When he gets to the store and asks for what bit size would be right for the tube he is connecting, the clerk asks him what he is trying to accomplish. Once he understands the needs, he recommends a saddle valve – a device that combines making the hole and installing the valve. You clamp it on the pipe, turn the screw, and it bores into the pipe itself. No drill needed.

What the clerk recognized was that the customer did not need a bit, he needed a hole. And the right way to make a hole for this purpose was to use something different than the customer had asked for. In essence, he sold the client a hole. What he did for the customer was to enable him to supply the ice maker with a water source faster and easier than the customer had thought possible.

I was presenting to a group last week and we were discussing niche markets and what advisors had to offer them. What’s your niche? Small business owners, one participant replied. Good; what do you offer them? Retirement plans, buy-sell insurance, cash flow management, and services like that. The kind of thing I hear all the time. So, what’s wrong with a response like that? It doesn’t talk about the result the client is looking for, it talks about the tools and activities the advisor will utilize to give the client the result. It is equivalent to the hardware store employee saying that his job was to “introduce homeowners to saddle valves.”

This week, I was facilitating a client advisory board and we were reviewing the advisor’s web site. The site included all the services the advisor provides. Just like the vast majority of advisor sites (that I rail about in my programs.) One of the clients on the board is a marketing professional. He asked the question all advisors should ask themselves when contemplating their marketing: “What do you deliver from the clients’ point of view?”

A small business specialist might deliver ways of saving for retirement that W-2 employees cannot take advantage of and that can benefit their employees as well.

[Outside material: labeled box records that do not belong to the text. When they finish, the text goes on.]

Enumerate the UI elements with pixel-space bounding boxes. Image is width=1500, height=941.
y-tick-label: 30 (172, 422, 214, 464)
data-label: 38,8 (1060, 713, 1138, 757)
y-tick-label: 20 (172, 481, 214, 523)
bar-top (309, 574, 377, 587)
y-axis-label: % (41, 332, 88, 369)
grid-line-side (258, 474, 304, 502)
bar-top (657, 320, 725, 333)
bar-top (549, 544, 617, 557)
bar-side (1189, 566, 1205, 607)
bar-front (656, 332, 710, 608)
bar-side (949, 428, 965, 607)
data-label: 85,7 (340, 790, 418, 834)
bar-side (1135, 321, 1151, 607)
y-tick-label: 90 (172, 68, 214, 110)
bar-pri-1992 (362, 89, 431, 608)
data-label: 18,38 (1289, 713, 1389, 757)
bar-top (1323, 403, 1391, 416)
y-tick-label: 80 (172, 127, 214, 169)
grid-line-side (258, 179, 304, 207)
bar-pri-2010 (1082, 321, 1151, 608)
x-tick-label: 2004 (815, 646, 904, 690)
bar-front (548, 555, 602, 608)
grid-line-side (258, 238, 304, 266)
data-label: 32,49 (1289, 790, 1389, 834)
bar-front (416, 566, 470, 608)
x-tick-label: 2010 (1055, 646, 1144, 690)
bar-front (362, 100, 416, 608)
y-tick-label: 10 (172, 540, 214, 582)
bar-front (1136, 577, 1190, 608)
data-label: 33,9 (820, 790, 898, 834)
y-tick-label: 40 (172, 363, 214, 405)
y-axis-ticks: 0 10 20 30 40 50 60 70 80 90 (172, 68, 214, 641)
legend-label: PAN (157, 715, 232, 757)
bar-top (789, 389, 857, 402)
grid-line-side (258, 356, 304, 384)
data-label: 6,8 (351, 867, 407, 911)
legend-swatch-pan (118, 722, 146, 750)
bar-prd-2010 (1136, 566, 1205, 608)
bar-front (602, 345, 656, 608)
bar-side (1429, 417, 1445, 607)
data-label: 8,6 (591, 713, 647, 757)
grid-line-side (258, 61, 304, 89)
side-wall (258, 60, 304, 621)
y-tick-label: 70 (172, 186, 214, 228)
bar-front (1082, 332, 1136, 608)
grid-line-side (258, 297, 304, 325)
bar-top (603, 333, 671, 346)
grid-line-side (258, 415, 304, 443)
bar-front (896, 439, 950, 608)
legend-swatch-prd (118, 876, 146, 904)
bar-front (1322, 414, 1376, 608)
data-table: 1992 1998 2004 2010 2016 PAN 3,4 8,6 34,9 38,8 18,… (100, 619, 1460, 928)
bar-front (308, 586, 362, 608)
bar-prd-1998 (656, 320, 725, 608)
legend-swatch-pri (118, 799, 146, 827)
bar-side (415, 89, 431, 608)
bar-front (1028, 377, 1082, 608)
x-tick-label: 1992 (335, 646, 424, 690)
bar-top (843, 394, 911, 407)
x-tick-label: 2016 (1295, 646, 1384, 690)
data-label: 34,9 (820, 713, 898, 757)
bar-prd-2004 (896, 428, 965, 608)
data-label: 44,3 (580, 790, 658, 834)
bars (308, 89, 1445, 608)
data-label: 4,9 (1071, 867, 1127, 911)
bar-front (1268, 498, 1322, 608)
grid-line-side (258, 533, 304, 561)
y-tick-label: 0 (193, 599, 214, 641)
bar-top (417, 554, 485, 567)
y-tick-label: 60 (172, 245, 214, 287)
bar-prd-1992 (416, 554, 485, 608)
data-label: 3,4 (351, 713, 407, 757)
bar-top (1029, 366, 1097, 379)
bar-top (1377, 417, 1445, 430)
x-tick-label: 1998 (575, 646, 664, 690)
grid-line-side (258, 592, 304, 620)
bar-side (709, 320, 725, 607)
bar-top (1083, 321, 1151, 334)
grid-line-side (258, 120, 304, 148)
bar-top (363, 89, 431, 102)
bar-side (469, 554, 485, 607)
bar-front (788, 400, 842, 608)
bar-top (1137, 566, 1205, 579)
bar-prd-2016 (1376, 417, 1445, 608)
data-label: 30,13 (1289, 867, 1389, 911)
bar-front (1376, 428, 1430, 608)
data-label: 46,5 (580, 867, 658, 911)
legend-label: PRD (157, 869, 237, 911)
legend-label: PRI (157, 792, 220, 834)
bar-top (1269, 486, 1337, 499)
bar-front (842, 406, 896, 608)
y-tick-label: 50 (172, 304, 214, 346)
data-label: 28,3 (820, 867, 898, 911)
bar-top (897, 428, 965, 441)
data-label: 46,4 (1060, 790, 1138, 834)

Or may enable the business owner to attract and retain his best employees while avoiding regulatory trouble with the Department of Labor.

An advisor who works with obstetricians might show clients how to grow their accumulated savings while protecting them from the risks peculiar to the most litigated-against medical professionals.

Another who works with professional football players might coach clients on taking a very high income over a very short time and stretching it over the rest of their lives, unlike the vast majority of players who are in financial distress just a few years after leaving the sport.

A customer service rep at the hardware store might specialize in showing customers how to get their appliances to deliver all the cool functions built into them with minimum time and effort.

You will inspire more people by describing the future they most want to realize rather than talking about the things you will do to get them there.

What are some of the best descriptions you have heard like this (whether in the advisory business or not)?